There’s also problems on both how the twist and few of the singular dramatic moments. The former lacks foreshadowing, build up and it undermines the series any meaning both in thematic and in emotional resonance, while the latter starts of well with slow development but becomes slightly too overblown. But both suffers through the fact that it ultimately doesn’t mean a whole much in the place of overall story, which arrive at an ending that’s……..like the show itself, I could only describe as a thing.

Why? Because it seems like it was made for entirely different shows and heck, you could create an entirely different show through that ending alone.

I’m trying hard not to give spoilers, but to talk about this more accurately, while I’m afraid have to give an example, so

---------------------------------Mild Spoiler Alert----------------------------------

In the middle of the anime, through a very contrive drama, someone important to Yu, died. And in the following episode we see Yu going through mourning/grieving period. The moment starts off well with Yu beginning to withdrawn from the world. But as the episode goes on, Yu began to starts to channel his sadness into aggression. First, through shooting game, then to beating up thugs, and before he descend further, he was stopped.

Logically speaking, the way Yu act may well understandable, but the portrayal of the act are too overblown and slightly exaggerated to take seriously. He wasn’t portrayed as channeling aggression, he was becoming a straight-up psychopath.

And ultimately, it was all meaningless, because through series of twists (that, like I said, lack foreshadowing and build up), that someone important was brought back to life just because. This undermines any emotional development Yu’s going through before.

----------------------------------End Spoiler--------------------------------

As for the characters that you’ll be seeing, they’re at most endearing, but not exactly memorable nor given much development. The most stand outs being are our main protag Yu and our main heroine Nao.

Nao, in my cynical interpretation, are pretty try-hard subvertion of Maeda’s female character writing. In what I’ve heard, Maeda often wrote female characters as either solely as being love interest or just baby in a teenage skin. But in here, Nao’s competent (overly so), always in control, and pretty non-chalant. So while that’s plus point for her, is she actually well-written? Eh…..not really? Her core personality are three characters trait that barely have anything to do with one another. Sometimes she’s a hardass no-nonsense lady, sometimes she’s overly fangirl-ish, and her tragic backstory doesn’t seem to matter much to overall character.
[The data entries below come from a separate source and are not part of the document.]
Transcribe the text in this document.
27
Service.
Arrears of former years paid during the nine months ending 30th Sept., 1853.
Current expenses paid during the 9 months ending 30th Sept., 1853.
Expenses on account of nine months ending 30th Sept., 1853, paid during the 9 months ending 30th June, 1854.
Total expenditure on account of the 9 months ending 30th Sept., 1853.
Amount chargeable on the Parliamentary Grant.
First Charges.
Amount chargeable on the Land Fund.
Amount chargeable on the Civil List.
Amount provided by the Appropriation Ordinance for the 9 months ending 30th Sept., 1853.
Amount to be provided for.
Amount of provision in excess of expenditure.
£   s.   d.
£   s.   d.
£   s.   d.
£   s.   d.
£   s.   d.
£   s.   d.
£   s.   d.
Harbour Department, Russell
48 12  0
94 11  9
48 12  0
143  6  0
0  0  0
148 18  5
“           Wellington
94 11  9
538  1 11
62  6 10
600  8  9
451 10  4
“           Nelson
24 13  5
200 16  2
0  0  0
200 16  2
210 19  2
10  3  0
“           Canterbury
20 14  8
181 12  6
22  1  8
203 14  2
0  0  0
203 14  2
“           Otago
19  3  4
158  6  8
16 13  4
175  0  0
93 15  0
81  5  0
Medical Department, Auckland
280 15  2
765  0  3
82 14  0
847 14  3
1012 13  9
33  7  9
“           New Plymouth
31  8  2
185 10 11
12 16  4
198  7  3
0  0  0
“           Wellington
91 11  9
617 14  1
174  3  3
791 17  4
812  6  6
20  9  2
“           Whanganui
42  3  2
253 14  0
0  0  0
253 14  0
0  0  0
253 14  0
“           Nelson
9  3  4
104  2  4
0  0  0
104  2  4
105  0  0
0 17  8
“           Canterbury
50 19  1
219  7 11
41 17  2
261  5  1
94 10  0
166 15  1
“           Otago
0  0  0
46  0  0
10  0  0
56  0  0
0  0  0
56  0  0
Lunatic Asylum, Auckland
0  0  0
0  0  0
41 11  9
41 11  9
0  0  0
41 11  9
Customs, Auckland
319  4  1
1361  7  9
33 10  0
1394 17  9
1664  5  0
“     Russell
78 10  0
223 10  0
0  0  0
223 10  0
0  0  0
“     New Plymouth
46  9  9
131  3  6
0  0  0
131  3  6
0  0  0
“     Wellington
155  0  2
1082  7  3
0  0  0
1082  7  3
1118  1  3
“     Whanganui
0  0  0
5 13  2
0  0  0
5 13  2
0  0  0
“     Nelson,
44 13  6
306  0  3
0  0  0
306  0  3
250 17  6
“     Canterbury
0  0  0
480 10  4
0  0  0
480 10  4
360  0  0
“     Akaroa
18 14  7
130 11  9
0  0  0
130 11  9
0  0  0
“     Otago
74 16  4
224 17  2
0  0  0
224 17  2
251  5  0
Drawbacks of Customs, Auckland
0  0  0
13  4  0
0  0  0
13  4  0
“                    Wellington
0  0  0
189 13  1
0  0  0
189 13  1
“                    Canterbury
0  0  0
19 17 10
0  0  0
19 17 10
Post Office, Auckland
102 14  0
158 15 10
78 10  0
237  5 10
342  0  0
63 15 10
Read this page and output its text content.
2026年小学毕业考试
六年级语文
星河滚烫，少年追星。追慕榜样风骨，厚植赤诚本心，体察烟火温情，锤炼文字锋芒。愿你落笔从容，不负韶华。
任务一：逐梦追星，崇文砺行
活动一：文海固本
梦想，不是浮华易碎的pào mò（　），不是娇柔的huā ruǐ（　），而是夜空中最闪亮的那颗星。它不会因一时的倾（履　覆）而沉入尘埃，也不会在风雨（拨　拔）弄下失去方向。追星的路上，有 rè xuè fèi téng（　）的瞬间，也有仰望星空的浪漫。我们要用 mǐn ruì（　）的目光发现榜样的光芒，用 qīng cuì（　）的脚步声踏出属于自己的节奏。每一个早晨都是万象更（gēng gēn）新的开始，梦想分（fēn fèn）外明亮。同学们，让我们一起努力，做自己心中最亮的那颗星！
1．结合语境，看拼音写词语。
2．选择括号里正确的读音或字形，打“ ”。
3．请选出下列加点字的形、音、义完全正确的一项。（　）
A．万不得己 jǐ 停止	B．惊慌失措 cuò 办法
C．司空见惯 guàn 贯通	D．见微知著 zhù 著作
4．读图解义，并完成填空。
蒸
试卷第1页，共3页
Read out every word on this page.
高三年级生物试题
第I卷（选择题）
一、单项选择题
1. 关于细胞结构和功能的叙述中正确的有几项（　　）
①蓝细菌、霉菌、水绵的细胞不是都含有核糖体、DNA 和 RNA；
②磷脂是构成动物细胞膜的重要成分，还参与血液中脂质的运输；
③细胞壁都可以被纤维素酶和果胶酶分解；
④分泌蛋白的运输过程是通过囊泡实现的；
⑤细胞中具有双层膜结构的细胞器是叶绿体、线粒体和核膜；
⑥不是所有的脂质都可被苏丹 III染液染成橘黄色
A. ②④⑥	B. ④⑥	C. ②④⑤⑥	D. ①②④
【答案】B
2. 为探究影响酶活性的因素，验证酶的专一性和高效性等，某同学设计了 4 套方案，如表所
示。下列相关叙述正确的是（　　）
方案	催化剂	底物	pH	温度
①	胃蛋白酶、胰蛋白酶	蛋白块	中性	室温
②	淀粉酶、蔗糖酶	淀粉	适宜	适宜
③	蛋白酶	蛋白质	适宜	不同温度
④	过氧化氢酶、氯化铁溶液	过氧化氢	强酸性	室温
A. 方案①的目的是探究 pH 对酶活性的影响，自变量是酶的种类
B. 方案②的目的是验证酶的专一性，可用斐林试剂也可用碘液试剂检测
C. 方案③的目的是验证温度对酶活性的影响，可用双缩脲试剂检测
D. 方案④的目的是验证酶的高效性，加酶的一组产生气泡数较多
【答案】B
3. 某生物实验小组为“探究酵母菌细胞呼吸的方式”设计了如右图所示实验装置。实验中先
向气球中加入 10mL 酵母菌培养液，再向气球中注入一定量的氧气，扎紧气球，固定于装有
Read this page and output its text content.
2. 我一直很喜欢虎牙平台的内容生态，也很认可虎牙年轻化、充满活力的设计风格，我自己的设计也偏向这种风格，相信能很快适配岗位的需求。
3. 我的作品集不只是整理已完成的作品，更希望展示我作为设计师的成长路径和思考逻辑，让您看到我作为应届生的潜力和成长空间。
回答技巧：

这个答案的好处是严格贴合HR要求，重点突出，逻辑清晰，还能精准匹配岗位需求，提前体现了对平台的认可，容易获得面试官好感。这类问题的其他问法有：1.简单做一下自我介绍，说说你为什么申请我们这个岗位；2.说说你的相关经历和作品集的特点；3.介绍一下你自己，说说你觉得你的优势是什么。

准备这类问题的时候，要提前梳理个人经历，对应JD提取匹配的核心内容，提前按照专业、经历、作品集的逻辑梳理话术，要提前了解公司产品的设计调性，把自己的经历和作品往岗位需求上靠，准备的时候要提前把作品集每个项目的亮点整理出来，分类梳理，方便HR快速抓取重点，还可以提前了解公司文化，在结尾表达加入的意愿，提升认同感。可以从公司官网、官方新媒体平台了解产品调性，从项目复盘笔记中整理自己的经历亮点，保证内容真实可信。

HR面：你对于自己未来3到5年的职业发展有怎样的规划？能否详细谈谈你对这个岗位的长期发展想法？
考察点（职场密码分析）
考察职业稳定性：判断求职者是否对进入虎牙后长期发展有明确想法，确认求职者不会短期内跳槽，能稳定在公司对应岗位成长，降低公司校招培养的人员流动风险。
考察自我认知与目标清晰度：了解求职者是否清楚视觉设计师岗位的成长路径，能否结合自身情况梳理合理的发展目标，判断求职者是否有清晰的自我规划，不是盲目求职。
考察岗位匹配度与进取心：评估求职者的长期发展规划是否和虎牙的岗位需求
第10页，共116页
As for Yu, well all I could say that he was wasted potential. His charisma and supervillain-ish tendency are underutilize in the cases (Nao took the spotlight, most of the time), and his development from selfish jerk to a nice guy feels unearned. While we were told and shown his development, the how of his development isn’t clear. He just sort of hang around with his friends, we were never shown how that influence him.

The rest of them are mostly two dimensional.

On the aesthetic front, Charlotte has a pretty gorgeous production, as expected of P.A Works. Bright and vivd colors. Lots of pretty singular shots and background. The animation are fine, consistent and pretty expressive, especially in the facial. The character design are also distinct. So if you’re in this for the eye candy, Charlotte got you covered. The music are mostly pleasant and enhance the atmosphere in many case, but otherwise not particularly stand out.

So while Charlotte are an anime with many flaws, the passion and the earnest behind them are undeniable. The drama can dragged off, but its certainly an interesting watch, even though it wasn’t particularly good.